Heimatverbundenheit und Fernweh hielten sich die Waage

Je mehr sie reiste, umso mehr Bekanntschaften machte sie. "Wir waren mit verschiedenen Ehepaaren auch aus dem Düsseldorfer Raum über Jahre befreundet. Ein ums ander Mal hat man sich dann auch für eine weitere gemeinsame Schifffahrt verabredet und traf sich spätestens beim Kapitäns-Cocktail, in der Kapitänskabine, zu der die "Wiederholungstäter" an Bord eingeladen wurden. Im Rückblick kommen ihr die vielen Reisen gar nicht so mächtig vor. Ihr Mann war geschäftlich oft eingebunden, ihre Mutter beschloss Ende der 60er Jahre, den Betrieb am Südfriedhof zu verkaufen. So blieb Raum und Zeit für das Hobby. "Mein Leben hat nach dem Tod meiner Tochter eben diesen Verlauf genommen", sagt Gisela Moog, ohne sich tiefer in die Seele blicken zu lassen. Mag sein, dass das Meer und die Weite ihr Trost gegeben haben. Doch Fernweh und Heimatverbundenheit hielten sich Zeit ihres Lebens die Waage. Auf dem Grundstück des elterlichen Betriebes steht heute ein Wohnkomplex mit mehreren Wohnungen. Sie lebt in einer davon und hält das Erbe ihrer Eltern in Erinnerung. Auch aus dem Karneval und dem gesellschaftlichen Leben ist sie nicht wegzudenken.

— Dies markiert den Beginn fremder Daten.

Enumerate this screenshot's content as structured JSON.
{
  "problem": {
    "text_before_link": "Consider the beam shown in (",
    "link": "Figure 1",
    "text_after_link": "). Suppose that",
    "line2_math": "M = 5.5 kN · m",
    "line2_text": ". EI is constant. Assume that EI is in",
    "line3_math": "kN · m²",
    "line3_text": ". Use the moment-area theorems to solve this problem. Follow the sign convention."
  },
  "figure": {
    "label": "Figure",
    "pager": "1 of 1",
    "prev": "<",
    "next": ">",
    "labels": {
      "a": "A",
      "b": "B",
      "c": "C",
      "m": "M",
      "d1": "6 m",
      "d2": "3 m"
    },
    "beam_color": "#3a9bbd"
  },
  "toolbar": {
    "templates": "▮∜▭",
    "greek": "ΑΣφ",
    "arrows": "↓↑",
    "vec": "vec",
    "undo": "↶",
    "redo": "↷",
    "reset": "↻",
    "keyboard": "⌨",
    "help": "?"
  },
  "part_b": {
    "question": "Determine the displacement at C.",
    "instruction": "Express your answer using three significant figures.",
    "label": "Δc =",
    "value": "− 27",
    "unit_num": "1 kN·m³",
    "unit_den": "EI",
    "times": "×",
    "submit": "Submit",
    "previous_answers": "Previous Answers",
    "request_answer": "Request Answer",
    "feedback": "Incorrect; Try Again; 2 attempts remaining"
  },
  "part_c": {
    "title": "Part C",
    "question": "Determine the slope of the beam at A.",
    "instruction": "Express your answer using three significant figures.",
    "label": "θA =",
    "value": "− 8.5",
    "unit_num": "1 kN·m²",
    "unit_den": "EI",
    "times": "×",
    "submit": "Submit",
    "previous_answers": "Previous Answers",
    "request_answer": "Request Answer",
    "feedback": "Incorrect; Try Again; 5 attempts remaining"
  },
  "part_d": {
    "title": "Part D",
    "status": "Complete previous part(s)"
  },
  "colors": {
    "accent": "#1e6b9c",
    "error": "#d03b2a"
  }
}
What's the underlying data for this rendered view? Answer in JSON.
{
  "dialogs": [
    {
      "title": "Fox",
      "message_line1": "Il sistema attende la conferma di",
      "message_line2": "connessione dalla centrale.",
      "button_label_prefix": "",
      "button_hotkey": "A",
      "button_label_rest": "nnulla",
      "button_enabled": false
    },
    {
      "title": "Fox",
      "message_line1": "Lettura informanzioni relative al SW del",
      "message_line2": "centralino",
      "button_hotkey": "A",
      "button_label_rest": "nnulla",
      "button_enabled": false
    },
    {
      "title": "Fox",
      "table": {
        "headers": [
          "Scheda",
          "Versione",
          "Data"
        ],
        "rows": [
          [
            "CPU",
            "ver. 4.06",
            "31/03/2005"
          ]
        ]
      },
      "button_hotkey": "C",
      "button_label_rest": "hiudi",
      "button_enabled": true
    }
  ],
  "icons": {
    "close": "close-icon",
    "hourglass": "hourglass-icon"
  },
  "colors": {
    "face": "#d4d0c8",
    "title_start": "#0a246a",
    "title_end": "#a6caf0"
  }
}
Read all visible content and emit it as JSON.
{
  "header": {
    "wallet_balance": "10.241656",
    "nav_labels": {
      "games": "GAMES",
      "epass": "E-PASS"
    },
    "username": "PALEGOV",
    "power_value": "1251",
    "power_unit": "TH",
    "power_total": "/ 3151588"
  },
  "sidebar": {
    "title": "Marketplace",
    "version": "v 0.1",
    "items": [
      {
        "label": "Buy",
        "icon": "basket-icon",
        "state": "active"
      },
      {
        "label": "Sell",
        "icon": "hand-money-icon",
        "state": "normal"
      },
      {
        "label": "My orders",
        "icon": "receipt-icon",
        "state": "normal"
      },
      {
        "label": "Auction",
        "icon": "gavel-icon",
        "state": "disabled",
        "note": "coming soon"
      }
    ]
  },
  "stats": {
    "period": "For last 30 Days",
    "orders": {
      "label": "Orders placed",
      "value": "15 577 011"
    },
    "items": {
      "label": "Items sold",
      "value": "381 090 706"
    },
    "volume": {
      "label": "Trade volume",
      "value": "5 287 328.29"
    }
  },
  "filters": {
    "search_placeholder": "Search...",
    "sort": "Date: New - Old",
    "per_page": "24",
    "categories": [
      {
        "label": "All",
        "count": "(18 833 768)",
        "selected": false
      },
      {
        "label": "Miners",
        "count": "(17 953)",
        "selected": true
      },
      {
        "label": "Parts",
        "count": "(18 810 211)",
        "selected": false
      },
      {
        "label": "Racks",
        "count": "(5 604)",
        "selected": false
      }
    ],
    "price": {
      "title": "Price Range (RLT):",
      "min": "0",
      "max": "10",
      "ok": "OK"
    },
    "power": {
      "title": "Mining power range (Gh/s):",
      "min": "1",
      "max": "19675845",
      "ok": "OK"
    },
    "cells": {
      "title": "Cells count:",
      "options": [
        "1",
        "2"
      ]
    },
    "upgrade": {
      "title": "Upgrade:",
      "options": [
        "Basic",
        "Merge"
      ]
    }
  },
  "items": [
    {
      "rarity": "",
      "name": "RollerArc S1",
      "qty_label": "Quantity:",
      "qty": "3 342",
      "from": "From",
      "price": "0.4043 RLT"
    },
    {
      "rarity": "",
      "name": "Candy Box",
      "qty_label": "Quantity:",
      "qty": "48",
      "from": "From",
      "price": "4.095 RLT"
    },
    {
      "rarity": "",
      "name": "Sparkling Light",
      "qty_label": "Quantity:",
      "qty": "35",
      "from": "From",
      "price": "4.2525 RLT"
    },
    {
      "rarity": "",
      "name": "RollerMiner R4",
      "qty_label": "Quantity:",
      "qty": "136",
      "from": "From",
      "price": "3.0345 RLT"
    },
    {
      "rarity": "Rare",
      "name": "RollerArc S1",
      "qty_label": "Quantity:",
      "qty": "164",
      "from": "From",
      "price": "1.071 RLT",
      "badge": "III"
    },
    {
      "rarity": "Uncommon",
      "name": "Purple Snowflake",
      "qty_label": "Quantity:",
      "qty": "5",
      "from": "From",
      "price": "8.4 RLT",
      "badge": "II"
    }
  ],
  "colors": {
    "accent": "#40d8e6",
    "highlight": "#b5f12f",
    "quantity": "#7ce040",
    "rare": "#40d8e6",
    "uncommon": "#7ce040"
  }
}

Die 30. Kreuzfahrt 2010 soll ihre letzte gewesen sein. "Ich wollte noch nach Vietnam und Kambodscha. Das habe ich gemacht. Nun habe ich per Schiff alles gesehen. Dabei bleibe ich." Die Ziele, die ihr an Land noch fehlen, ließen sich noch nachholen. "Ich war noch nie in Moskau", fällt ihr ein. Tibet hat sie gestrichen. Das dürfte zu anstrengend werden. Auch wenn es eine Reise im Andenken an ihren inzwischen verstorbenen Mann würde. "Der hat immer gesagt: Es müsste eine Schiffstour zum Himalaya geben."